Thanks for a nice video! Question - would it make sense to use timeseries DB instead of Cassandra for Product Price database? If not, why? Thanks!
@Kevin-jt4oz Жыл бұрын
Why do you use CDC so much? What are some scenarios CDC wont work? Is it scalable?
@SDFC Жыл бұрын
I actually used to have the same concerns about CDC/DB triggers, but a principal engineer from Amazon (specifically, Steve Huynh from A Life Engineered) actually told me they're perfectly fine in the way that DynamoDB handles them. I was recently told by one of my viewers that Debezium (a popular tool for CDC) is actually built on top of kafka, so that thing's definitely going to scale just fine as well. *"Why do you use CDC so much?"* I use it so much because it handles partial failure scenarios super cleanly -- the alternative is that the upstream service would make a pair of API calls, and unless it was set-up for perpetual retries (which is a particularly bad idea if it's handling calls from end users), you'd end up with an invalid state from the 2nd call getting dropped. You could also alternatively just put a message into kafka, and then use the task runners at the end of it for perpetually retrying the pair of API calls, but that adds an extra component or two beyond what you'd be using with CDC/DB triggers. *"What are some scenarios CDC wont work?"* Anything that needs the upstream and downstream databases to be strongly consistent with each other.

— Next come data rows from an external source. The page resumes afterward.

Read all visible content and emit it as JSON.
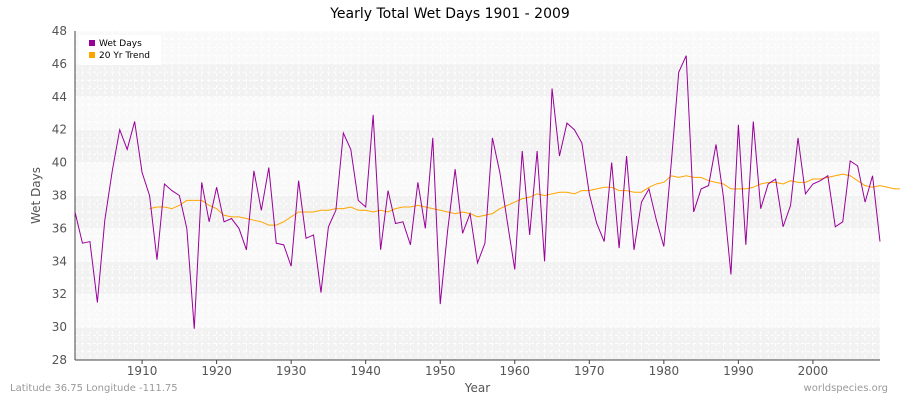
{
  "chart_data": {
    "type": "line",
    "title": "Yearly Total Wet Days 1901 - 2009",
    "xlabel": "Year",
    "ylabel": "Wet Days",
    "xlim": [
      1901,
      2009
    ],
    "ylim": [
      28,
      48
    ],
    "x_ticks": [
      1910,
      1920,
      1930,
      1940,
      1950,
      1960,
      1970,
      1980,
      1990,
      2000
    ],
    "y_ticks": [
      28,
      30,
      32,
      34,
      36,
      38,
      40,
      42,
      44,
      46,
      48
    ],
    "legend_position": "top-left",
    "grid": true,
    "series": [
      {
        "name": "Wet Days",
        "color": "#990099",
        "x_start": 1901,
        "values": [
          37.0,
          35.1,
          35.2,
          31.5,
          36.5,
          39.5,
          42.0,
          40.8,
          42.5,
          39.4,
          38.0,
          34.1,
          38.7,
          38.3,
          38.0,
          36.0,
          29.9,
          38.8,
          36.4,
          38.5,
          36.4,
          36.6,
          36.0,
          34.7,
          39.5,
          37.1,
          39.7,
          35.1,
          35.0,
          33.7,
          38.9,
          35.4,
          35.6,
          32.1,
          36.1,
          37.1,
          41.8,
          40.8,
          37.7,
          37.3,
          42.9,
          34.7,
          38.3,
          36.3,
          36.4,
          35.0,
          38.8,
          36.0,
          41.5,
          31.4,
          35.9,
          39.6,
          35.7,
          36.9,
          33.9,
          35.1,
          41.5,
          39.4,
          36.4,
          33.5,
          40.7,
          35.6,
          40.7,
          34.0,
          44.5,
          40.4,
          42.4,
          42.0,
          41.2,
          38.1,
          36.3,
          35.2,
          40.0,
          34.8,
          40.4,
          34.7,
          37.6,
          38.4,
          36.5,
          34.9,
          40.0,
          45.5,
          46.5,
          37.0,
          38.4,
          38.6,
          41.1,
          37.9,
          33.2,
          42.3,
          35.0,
          42.5,
          37.2,
          38.7,
          39.0,
          36.1,
          37.4,
          41.5,
          38.1,
          38.7,
          38.9,
          39.2,
          36.1,
          36.4,
          40.1,
          39.8,
          37.6,
          39.2,
          35.2
        ]
      },
      {
        "name": "20 Yr Trend",
        "color": "#ffa500",
        "x_start": 1911,
        "values": [
          37.2,
          37.3,
          37.3,
          37.2,
          37.4,
          37.7,
          37.7,
          37.7,
          37.4,
          37.2,
          36.8,
          36.7,
          36.7,
          36.6,
          36.5,
          36.4,
          36.2,
          36.2,
          36.4,
          36.7,
          37.0,
          37.0,
          37.0,
          37.1,
          37.1,
          37.2,
          37.2,
          37.3,
          37.1,
          37.1,
          37.0,
          37.1,
          37.0,
          37.2,
          37.3,
          37.3,
          37.4,
          37.3,
          37.2,
          37.1,
          37.0,
          36.9,
          37.0,
          36.9,
          36.7,
          36.8,
          36.9,
          37.2,
          37.4,
          37.6,
          37.8,
          37.9,
          38.1,
          38.0,
          38.1,
          38.2,
          38.2,
          38.1,
          38.3,
          38.3,
          38.4,
          38.5,
          38.5,
          38.3,
          38.3,
          38.2,
          38.2,
          38.5,
          38.7,
          38.8,
          39.2,
          39.1,
          39.2,
          39.1,
          39.1,
          38.9,
          38.8,
          38.7,
          38.4,
          38.4,
          38.4,
          38.5,
          38.7,
          38.8,
          38.8,
          38.7,
          38.9,
          38.8,
          38.8,
          39.0,
          39.0,
          39.1,
          39.2,
          39.3,
          39.2,
          38.9,
          38.6,
          38.5,
          38.6,
          38.5,
          38.4,
          38.4
        ]
      }
    ]
  },
  "footer": {
    "left": "Latitude 36.75 Longitude -111.75",
    "right": "worldspecies.org"
  }
}
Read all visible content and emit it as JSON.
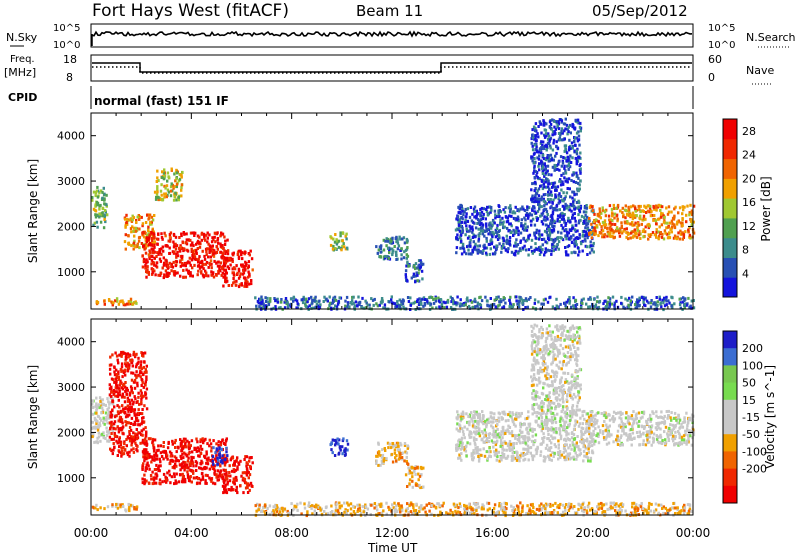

The CDC/DB triggers thing is basically what you'd call a "saga", which is a form of distributed transaction that involves eventual consistency. Accomplishing a distributed transaction without relaxing the consistency level is a tremendous challenge, and my current favorite approach for that is to avoid the "distributed" aspect by partitioning the two tables over the same partition key so that the proper record can be updated on both tables while only involving a single DB node in the transaction. (You can see this in my coverage on the flash sale problem -- it's a trick that I learned from a comment on my hotel booking video.)
@machsagel470110 ай бұрын
May be interesting to cover what are the trade off of going event driven and say price updated and use a message broker to propagate downstream vs CDC ? @@SDFC
@donotreportmebro11 ай бұрын
- Scapping needs work imho: how do you find new products (tons of new products appear daily on Amazon)? how do you frontload products before doing regular scapping? - Product update TPS is incorrect imho: 1mil product, once per day update, but you want to update them quickly not to spread / schedule updating lazily over 24 hours, thus it can be 1mil QPS (if I'm a user I don't want to wait 24 hours to get an alert, the product might be out of stock because other customers got alerts 24 hours earlier from other price trackers)
@Gerald-iz7mv Жыл бұрын
why you scrape all products? if there are only a couple products the user is interested in (products the use subscribed for updates) - i would be rather only scrape those product instead all amazon products... ok it makes sense - since we need to a price history to all products - so the user can set the right target price, otherwize the user would not know what is a good target price to set...
@robbieskonieczny946411 ай бұрын
Agreed this makes sense. Maybe you can have 2 different scrappers. Highly subscribed URLs are revisited more frequently (Maybe within hours of price drop). Low-subscribed URLs are visited every XYZ hour more than low-subscribed URLs. I also assume you could prob scrape Amazon to figure out the frequency of sold items to factor that in.